1) Se a reforma depositou a autoridade final na Bíblia (o que é correto) isso só indica que ela tirou autoridade da igreja como instituição e a depositou nas mãos dos indivíduos. Ou seja, a interpretação da Bíblia caberia não somente à cúpula aos clérigos, mas ao conjunto de fiéis e também aos leigos. Cada indivíduo que interprete aquilo que lhe bem apraz. E cada um dará conta de si mesmo. Será então que o elemento humanístico não permaneceria bem presente (ou até mesmo mais forte), só que o que antes era feito de forma institucional e coletivo, agora se faria de forma individual e informal?

2) Ainda que FS interprete, então, a reforma como um levante contra o humanismo, não seria isso apenas sua própria interpretação, pois as questões envolvidas na época eram completamente outras (religiosas, políticas, sociais) e menos filosóficas?

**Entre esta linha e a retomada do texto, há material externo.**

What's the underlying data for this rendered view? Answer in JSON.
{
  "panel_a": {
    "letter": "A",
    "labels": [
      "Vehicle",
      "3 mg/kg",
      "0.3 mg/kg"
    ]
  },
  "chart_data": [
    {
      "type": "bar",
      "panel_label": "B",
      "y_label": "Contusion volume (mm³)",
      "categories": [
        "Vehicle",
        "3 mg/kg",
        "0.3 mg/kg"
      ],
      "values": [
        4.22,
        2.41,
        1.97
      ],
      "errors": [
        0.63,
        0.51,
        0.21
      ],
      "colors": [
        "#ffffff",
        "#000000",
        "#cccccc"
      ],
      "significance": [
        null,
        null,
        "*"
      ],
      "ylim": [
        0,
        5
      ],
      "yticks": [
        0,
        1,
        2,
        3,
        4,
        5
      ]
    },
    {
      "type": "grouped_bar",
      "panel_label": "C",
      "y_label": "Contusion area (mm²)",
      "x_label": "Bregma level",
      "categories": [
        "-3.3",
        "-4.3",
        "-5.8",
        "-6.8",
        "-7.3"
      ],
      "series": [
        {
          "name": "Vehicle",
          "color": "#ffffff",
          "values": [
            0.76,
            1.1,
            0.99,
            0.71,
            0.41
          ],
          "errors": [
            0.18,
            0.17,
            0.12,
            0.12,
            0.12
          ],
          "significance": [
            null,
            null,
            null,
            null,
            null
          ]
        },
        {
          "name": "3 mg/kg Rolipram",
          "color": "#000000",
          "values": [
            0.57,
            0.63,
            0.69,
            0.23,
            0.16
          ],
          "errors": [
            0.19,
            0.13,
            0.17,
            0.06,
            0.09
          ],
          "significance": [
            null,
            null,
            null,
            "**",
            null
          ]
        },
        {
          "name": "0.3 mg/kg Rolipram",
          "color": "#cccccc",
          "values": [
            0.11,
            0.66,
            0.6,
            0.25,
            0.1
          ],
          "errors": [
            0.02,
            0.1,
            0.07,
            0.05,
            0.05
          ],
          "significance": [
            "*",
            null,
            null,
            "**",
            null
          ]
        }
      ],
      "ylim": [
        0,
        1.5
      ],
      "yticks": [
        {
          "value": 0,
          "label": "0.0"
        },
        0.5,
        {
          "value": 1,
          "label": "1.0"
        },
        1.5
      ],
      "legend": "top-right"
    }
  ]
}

3) Até que ponto o intelecto e a vontade do homem estão totalmente caídos e inoperantes e até que ponto eles guardam a imagem do criador e seriam ainda capazes e até mesmo desafiados a agirem em prol da salvação? Ou em outras palavras, até que ponto seriam as mãos da fé de fato elevadas vazias?

Um comentário:

Alexandre disse...

Caro, Roger,
Parabéns pelo blog, gostei muito das suas reflexões em torno da obra de Schaeffer.
Porém sobre esta postagem, quero ressaltar que a reforma nunca propagou que a Escritura deveria ser interpretada pelos fiéis do modo como desejassem, ou seja,"livre interpretação", o que a reforma propôs foi o "livre exame das Escrituras", pois qualquer interpretação seja lá de qual texto for, deve estar subordinada a critérios que a tornem válida.